The main benefit of the DBT was clear and undeniable to me very soon after the initial use. It is not a secret today that the main benefit of TCD for clinicians and patients is that TCD offers more accuracy. Any radiologist knows that, above all else, accuracy is the most important part of a mammogram and a biopsy. This is what allows us to identify more early cancers so that patients diagnosed with bad cancer often have the option of less aggressive treatment while increasing their survival. From my personal experience, I know that accuracy is what also helps reduce false positive boosters, which reduces the need for diagnostic mammograms and short-term follow-up recommendations.

The only advantage of accuracy extends well beyond what we encounter at the beginning. By providing more accurate mammograms and biopsies, clinicians are really offering something on a larger scale – more positive experiences for patients.

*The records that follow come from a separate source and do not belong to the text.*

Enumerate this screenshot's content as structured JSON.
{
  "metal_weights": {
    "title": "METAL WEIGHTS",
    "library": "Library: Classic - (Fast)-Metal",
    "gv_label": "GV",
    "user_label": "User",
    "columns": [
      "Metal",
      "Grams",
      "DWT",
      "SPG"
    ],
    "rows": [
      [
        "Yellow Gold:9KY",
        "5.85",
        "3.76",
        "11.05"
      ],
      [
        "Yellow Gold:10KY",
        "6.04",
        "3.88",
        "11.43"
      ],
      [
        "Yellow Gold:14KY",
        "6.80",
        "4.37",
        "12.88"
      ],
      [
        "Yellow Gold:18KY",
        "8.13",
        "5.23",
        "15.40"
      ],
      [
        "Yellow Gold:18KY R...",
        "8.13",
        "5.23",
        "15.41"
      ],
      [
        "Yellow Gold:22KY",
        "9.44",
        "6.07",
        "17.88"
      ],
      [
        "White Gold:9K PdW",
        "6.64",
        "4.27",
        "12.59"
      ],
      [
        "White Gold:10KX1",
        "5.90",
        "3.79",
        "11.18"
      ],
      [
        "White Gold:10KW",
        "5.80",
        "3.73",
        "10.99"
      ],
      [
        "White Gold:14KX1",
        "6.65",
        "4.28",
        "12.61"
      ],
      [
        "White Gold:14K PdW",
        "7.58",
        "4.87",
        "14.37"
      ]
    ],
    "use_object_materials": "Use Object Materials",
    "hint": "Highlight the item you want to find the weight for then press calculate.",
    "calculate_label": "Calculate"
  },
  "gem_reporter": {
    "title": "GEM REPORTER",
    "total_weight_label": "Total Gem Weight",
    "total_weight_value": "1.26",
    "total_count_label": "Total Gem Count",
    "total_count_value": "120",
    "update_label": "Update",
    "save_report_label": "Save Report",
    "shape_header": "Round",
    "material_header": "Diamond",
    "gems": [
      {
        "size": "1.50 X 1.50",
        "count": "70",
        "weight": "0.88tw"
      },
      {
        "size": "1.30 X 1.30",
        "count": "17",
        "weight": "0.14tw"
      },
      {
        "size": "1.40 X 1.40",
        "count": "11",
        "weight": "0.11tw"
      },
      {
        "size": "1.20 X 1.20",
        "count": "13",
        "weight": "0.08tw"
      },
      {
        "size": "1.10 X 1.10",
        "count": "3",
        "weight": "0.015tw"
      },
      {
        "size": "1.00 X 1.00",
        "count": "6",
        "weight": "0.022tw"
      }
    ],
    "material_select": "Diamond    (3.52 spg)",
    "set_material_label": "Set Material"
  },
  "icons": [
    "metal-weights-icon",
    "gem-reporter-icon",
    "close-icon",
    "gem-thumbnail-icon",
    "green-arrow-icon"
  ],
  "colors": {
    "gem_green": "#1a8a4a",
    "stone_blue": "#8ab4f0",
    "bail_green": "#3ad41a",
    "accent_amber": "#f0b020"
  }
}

Patients diagnosed with cancer are able to start treatment sooner, hopefully, to improve, while fewer women experience the anxiety undoubtedly badociated with a booster for an additional diagnostic checkup. In my practice, we noticed a 50% decrease in screening reminders and fewer short-term follow-up mammograms. The precision of DBT improves the overall patient outcome for all, from start to finish. Similarly, institutions as a whole can benefit from the ability to serve more patients in a day, and more positive experiences can translate into higher performance scores.